At his Miami golf course, employees, many of them Hispanic women, offered testimonials about how happy they are working for him — touting Trump's job-creating prowess.
Trump also promoted the workers as examples of people affected by rising "Obamacare" premiums, though the golf course's general manager later clarified that most workers receive their insurance through Trump as their employer. The federal government announced this week that premiums for insurance under President Barack Obama's signature health care law would rise sharply next year — news some Republicans heralded as an unexpected political gift.
"He could make this race for the last two weeks a referendum on Obamacare. But of course he won't do that," said former Ted Cruz strategist Chris Wilson. "It's just a matter of him swatting at flies instead of having a coherent and consistent message."
After stopping at the hotel not far from the White House, Trump will visit North Carolina for two campaign rallies Wednesday.

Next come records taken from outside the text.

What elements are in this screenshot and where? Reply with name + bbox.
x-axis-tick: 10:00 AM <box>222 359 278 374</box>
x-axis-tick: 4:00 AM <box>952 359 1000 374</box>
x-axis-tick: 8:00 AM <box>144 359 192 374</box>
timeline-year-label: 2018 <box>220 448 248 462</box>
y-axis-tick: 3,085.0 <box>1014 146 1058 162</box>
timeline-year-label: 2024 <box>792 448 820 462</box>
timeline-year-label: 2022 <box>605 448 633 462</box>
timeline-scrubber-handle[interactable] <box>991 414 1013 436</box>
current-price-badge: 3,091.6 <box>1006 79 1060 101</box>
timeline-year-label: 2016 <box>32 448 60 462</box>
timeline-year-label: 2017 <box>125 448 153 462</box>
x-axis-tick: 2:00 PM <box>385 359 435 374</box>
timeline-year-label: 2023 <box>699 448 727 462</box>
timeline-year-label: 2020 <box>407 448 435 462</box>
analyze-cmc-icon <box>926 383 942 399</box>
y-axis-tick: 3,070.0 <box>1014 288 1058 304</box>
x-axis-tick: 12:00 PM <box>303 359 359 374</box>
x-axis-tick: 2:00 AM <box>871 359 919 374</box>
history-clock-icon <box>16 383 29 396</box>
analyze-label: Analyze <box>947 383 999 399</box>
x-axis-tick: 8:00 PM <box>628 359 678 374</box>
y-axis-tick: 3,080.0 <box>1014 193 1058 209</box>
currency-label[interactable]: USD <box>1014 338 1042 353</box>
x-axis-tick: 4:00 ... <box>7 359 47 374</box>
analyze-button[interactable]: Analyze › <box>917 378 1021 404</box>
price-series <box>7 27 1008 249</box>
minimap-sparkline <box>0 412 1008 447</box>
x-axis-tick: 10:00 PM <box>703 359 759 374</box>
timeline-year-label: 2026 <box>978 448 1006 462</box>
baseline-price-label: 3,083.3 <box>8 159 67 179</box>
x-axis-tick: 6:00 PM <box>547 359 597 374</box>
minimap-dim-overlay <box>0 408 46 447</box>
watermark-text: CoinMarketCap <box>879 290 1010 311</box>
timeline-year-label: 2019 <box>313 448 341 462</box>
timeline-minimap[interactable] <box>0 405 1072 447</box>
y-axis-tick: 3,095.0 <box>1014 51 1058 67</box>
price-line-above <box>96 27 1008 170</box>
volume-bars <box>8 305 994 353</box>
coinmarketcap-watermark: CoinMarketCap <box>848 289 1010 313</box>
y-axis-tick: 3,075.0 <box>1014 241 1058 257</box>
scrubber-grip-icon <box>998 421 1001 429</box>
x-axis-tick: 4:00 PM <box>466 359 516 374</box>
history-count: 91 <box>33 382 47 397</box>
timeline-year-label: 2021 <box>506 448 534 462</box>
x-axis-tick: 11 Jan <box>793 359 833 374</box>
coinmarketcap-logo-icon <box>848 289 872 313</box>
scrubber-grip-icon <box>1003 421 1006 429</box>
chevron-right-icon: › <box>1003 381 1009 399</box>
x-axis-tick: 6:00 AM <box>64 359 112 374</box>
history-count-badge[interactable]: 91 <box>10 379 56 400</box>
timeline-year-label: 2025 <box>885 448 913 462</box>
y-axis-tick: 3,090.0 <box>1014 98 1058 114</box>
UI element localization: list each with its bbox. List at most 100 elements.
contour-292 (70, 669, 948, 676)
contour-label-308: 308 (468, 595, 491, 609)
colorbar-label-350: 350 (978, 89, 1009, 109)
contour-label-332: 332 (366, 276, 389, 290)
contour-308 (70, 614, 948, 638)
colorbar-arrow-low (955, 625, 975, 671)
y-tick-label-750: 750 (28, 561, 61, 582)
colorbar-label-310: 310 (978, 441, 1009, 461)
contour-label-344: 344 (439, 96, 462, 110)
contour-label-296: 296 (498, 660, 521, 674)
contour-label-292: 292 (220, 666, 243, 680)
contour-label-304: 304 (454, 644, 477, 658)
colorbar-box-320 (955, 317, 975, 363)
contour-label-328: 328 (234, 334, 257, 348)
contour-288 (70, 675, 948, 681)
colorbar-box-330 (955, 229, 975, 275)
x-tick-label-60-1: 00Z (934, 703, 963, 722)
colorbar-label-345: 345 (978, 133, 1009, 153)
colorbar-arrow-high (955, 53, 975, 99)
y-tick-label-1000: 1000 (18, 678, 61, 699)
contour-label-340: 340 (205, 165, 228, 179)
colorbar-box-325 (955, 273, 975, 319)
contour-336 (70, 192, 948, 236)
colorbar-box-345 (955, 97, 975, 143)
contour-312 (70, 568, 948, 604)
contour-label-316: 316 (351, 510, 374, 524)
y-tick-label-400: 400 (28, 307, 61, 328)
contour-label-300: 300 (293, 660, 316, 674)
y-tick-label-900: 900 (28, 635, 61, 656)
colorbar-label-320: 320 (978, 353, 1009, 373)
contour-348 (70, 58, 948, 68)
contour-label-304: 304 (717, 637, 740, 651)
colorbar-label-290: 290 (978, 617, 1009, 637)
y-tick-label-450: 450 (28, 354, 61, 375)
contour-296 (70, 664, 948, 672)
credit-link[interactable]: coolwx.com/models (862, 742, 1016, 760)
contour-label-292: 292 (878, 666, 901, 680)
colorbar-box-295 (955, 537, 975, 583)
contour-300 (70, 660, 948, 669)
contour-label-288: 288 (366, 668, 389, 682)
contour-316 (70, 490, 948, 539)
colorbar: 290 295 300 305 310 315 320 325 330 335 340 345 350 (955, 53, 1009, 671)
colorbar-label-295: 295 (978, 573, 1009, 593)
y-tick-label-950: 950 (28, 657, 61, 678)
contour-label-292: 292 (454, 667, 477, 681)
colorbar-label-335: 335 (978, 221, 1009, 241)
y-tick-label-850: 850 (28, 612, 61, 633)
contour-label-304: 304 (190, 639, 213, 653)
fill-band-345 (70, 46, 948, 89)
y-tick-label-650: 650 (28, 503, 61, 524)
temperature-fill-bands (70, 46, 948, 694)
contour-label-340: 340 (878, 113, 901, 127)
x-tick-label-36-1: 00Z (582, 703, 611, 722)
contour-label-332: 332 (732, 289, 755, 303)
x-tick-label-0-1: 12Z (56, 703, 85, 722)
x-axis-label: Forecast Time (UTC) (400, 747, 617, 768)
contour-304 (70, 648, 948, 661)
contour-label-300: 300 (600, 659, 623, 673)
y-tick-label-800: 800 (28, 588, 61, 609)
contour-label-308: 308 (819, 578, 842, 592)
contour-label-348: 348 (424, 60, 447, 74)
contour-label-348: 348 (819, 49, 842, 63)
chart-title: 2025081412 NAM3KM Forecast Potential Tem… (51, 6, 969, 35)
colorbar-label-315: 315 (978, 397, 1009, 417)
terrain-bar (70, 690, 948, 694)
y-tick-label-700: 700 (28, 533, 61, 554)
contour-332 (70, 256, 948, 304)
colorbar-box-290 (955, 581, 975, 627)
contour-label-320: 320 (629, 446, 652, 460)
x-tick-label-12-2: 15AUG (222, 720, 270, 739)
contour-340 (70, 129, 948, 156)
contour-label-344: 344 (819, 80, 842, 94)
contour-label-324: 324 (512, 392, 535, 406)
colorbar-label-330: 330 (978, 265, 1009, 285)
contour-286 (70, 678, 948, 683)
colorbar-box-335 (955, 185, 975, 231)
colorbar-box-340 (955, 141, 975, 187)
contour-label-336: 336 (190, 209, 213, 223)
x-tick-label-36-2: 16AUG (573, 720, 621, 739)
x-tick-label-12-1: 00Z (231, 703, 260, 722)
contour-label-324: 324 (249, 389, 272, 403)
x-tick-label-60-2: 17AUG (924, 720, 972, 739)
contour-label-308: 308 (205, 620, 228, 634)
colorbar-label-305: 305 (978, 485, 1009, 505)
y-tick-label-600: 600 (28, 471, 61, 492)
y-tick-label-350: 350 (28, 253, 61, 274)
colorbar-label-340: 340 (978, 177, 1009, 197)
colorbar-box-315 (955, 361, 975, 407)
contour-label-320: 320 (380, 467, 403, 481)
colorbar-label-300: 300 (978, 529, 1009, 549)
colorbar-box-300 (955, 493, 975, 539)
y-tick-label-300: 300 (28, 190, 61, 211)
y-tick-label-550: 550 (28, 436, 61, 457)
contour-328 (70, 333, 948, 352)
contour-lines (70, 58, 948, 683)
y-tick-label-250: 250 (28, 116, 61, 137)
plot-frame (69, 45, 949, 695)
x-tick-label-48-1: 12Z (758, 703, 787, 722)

Besides Utah, Pence also is stopping in swing states of Nevada and Colorado before he heads on Thursday to solidly Republican Nebraska, a state that awards some of its electoral votes by congressional district. His rally in Omaha may be aimed at shoring up support in the one district that Clinton could potentially win.
Spokesman Marc Lotter said Pence's Utah visit is more about favorable logistics than fears the deep Republican state could be slipping away. Pence had already planned a Western swing that included a fundraiser in Utah, he said, adding that a rally was easy.
But Trump undoubtedly can't count on heavily Mormon Utah, last won by a Democrat when President Lyndon B. Johnson carried the state in 1964. Many of the state's top Republicans urged Trump to abandon the race following the release of a 2005 recording on which the billionaire bragged about sexually accosting women.
That's been a boon to independent presidential candidate Evan McMullin, a former CIA agent and graduate of Brigham Young University.
Clinton, meanwhile, holds two events in Florida on Wednesday, both aimed at encouraging voters in the state to cast an early ballot. It's her 69th birthday, a milestone she celebrated a day early on Univision's entertainment news show "El Gordo y La Flaca," where she was feted with a bottle of tequila and a large cake featuring her face and the White House.
Her campaign released two new ads on Wednesday billed as laying out her closing argument. The spots, scheduled to run in seven battleground states, feature her plans to help families if elected and draw a contrast between Clinton and Trump.
"Our children are looking to us. What example will we set?" says actor Morgan Freeman, in one of the ads, as footage of children flashes on the screen.